Том 11. По Руси. Рассказы 1912-1917 | страница 27



Было в них что-то непобедимо зимнее — казалось, что и весною и летом они живут для зимы, с ее теснотой в домах, с ее длинными ночами и холодом, который понуждает много есть.

В плотной, скучной и жуткой массе этих зимних людей неудавшийся человек очень резко бросался в глаза: он — вдумчивей, живее, у него более острое зрение, он — умел заглянуть за скучные пределы обычного и привычного, у него емкая душа, и всегда она хочет быть полной. В нем есть стремление к простору, он любит светлое и сам как будто светится…

Да, светится, но чаще всего — обманчивым светом гнилушки: присмотревшись к нему, понимаешь — с досадой и горькой печалью, — что это лентяй, хвастун, человек мелкий, слабый, ослепленный самолюбием, искаженный завистью, а расстояние между словом и делом у него еще глубже и шире, чем у зимнего человека, который, хотя и медленно, как улитка, но всё же ползет куда-то по земле, тогда как неудачник вертится на одном месте, точно бесплодная старая дева перед зеркалом…

Я слушаю Губина и вспоминаю подобных ему.

— Я всю жизнь насквозь просмотрел, — ворчит он, подремывая, опустив голову на грудь.

Как-то внезапно я уснул — на несколько минут, показалось мне.
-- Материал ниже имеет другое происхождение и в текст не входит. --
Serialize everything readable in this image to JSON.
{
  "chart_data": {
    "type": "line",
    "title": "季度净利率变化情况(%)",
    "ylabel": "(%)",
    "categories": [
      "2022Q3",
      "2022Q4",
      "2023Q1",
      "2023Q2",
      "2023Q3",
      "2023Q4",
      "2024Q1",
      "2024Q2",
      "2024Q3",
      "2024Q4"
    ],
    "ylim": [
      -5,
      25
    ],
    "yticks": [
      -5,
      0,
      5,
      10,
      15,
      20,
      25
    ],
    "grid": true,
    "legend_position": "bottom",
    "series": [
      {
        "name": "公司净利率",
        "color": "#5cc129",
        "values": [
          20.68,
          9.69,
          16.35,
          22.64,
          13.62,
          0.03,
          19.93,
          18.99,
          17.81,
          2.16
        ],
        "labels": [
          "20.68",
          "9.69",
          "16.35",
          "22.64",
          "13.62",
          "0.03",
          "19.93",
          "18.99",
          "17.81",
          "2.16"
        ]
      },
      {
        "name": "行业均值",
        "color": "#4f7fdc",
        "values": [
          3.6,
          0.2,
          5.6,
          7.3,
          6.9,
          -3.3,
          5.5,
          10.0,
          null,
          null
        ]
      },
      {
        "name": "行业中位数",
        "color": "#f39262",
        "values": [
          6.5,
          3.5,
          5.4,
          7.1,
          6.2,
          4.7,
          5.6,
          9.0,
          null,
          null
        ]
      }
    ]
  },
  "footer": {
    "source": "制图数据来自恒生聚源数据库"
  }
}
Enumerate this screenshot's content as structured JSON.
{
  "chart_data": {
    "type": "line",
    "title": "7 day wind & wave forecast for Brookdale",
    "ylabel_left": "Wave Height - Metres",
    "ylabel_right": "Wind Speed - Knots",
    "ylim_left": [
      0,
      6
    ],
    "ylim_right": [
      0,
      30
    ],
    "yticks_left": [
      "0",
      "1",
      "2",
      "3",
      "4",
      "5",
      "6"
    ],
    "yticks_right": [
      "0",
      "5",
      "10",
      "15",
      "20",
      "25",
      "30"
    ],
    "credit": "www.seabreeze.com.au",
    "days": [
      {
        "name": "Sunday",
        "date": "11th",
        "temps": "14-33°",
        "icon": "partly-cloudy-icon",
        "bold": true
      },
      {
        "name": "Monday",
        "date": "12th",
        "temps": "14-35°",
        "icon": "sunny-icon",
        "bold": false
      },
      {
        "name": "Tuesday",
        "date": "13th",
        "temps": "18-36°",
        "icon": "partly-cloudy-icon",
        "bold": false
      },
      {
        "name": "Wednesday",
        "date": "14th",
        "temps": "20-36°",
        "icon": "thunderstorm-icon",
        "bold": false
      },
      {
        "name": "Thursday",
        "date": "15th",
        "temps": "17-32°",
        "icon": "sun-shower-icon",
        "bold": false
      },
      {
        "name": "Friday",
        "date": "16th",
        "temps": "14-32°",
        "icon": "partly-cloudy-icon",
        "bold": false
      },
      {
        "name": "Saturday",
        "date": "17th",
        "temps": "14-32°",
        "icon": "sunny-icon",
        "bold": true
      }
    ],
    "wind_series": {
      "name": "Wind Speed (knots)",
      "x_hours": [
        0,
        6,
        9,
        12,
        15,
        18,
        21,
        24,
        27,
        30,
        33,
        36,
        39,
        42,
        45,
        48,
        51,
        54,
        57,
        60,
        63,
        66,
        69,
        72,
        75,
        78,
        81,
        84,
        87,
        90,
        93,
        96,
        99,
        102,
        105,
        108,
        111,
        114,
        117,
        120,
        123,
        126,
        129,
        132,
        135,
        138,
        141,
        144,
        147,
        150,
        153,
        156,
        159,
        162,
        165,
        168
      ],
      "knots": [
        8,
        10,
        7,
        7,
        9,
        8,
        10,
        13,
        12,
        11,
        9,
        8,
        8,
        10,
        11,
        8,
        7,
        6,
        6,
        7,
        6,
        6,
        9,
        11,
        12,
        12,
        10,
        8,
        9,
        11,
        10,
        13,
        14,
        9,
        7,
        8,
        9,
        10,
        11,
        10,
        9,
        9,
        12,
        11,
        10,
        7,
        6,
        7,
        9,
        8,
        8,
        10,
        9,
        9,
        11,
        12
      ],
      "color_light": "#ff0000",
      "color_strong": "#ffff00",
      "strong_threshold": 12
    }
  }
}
Губин разбудил меня, дергая за ногу.

— Ну, вставай, идем…

Он смотрит в лицо мое серыми глазами — что-то умное чудится мне в этом невеселом взгляде. На измятых щеках, сквозь давно не бритые волосы, светятся красные жилки, на висках у него тоже туго натянуты синие жилы, голые руки точно скручены из сыромятных ремней.

Мы идем по сонным улицам города, над нами мутно-желтое небо; еще заря не погасла, а воздух душен от запаха гари.

— Пятый день леса горят, — ворчит Губин, — не могут остановить… дурачье!

Вот мы на дворе купцов Биркиных: жилище их странно — это куча разнородных пристроек к одноэтажному с мезонином дому, в четыре окна на улицу. Пристройки подпирают его со всех сторон, даже на крышу влезли. Все они имеют вид прочный, тяжелый, но — кажется, готовы разойтись по двору, за ворота, на улицу, в сад и огород. Как будто они украдены в разное время, в разных местах и сложены кое-как за высоким забором с длинными гвоздями. Окна — маленькие, стекла в них зеленые, смотрят они на свет подозрительно и пугливо. В трех окнах на двор толстые железные решетки, а на крышах, точно сторожа, грузно сидят кадки с водою — на случай пожара.

— Что глядишь? — бормочет Губин, заглядывая в колодец. — Звериное жилье, ну да… Перестроить бы надо всё, как можно шире, просторней, а они всё пристраивают.